A major aspect is the higher load of surgical information, which is demanding for the surgeons in terms of integration.

Sedation

Some of the authors [56] reported craniotomy being performed with local anesthesia and intravenous sedation; moreover, intravenous sedation was withdrawn after performing the craniotomy but before opening the dura mater. Other centers considered moderate intravenous sedation (Dexmedetomidine) and generous local anesthesia (bupivacaine) before patient positioning. Lu et al. [24] proposed moderate sedation with boluses of intravenous Propofol, while Tuominen et al. [54] used fentanyl and propofol (and further suspended sedation during cortical stimulation). In the series of Ghinda et al. [12], boluses of porpofol were used, followed by continuous administration of a low dose of remifentanil (0.01 microgrammes/Kg/min) or Dexmedetomidine (microgrammes/Kg/hour) during mapping.

Overall perspective

The combine setting of IoMRI and awake microsurgical resection is particularly useful for patients with tumors localized in functional areas. The complete postoperative resection rates might seem lower as classically reported for non-functional locations and the use of IoMRI. One useful strategy is to initially start resection after identifying the eloquent areas by cortical stimulation to optimize resection close to the area. IoMRI would become then useful to evaluate what one has left as residual tumor distant from such areas, to reassess neuronavigation data and optimize resection of this remnant.

Comparative studies

A first comparative study was performed by Tuominen et al. [54], who compared patients having surgery with IoMRI and awake craniotomy to a group operated under general anesthesia and without cortical stimulation, while keeping the IoMRI setting. The authors concluded that awake craniotomy with bipolar cortical stimulation may help to reduce the risk of postoperative impairment following resection of tumors located in or near speech and motor areas.

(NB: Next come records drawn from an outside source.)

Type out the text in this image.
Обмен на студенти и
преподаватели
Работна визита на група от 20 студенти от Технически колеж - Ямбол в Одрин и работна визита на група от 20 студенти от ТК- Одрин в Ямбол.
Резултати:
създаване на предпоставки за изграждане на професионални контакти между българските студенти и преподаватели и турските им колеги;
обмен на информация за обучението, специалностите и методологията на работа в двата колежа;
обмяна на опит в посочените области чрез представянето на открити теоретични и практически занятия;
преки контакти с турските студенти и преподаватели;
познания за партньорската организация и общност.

A second comparative study by Mehdorn et al. [28] evaluated patients treated with two different approaches: awake craniotomy without (first period) and with (second period) intraoperative MRI. The authors suggested that there was a slight preponderance in redo surgeries for tumor remnant in the first period (11.2%) as compared with the second (7.4%). Moreover, the intervals between surgeries in both groups depended mainly on the histological grade. An interesting aspect was that patients with low-grade gliomas in the second series did not experience recurrences as frequently as those in the first series.

Major limitation in the current studies

One of the major limitations, which should be addressed by further studies, is to correctly report the increment of complete resections from first to last IoMRI. This would better enhance the utility of such an approach and provide the reader a correct information.

A second limitation is related to the awake examination after IoMRI. Moreover, further studies should report the exact number of IoMRI assessments, but also whether or not the patients have been putted into sleep or not during these single/multiple examinations.

Conclusion

Awake craniotomy with language mapping can be combined successfully with IoMRI to maximize resection of brain tumors in selected patients and preserving neurological function. The technical obstacles to doing so are not severe and can be managed by experienced neurosurgery and anesthesiology teams. The benefits of bringing these technologies to bear on patients with brain tumors in or near language areas are obvious. The lack of equipoise on this topic by experienced practitioners will make it difficult to do a prospective, randomized, clinical trial.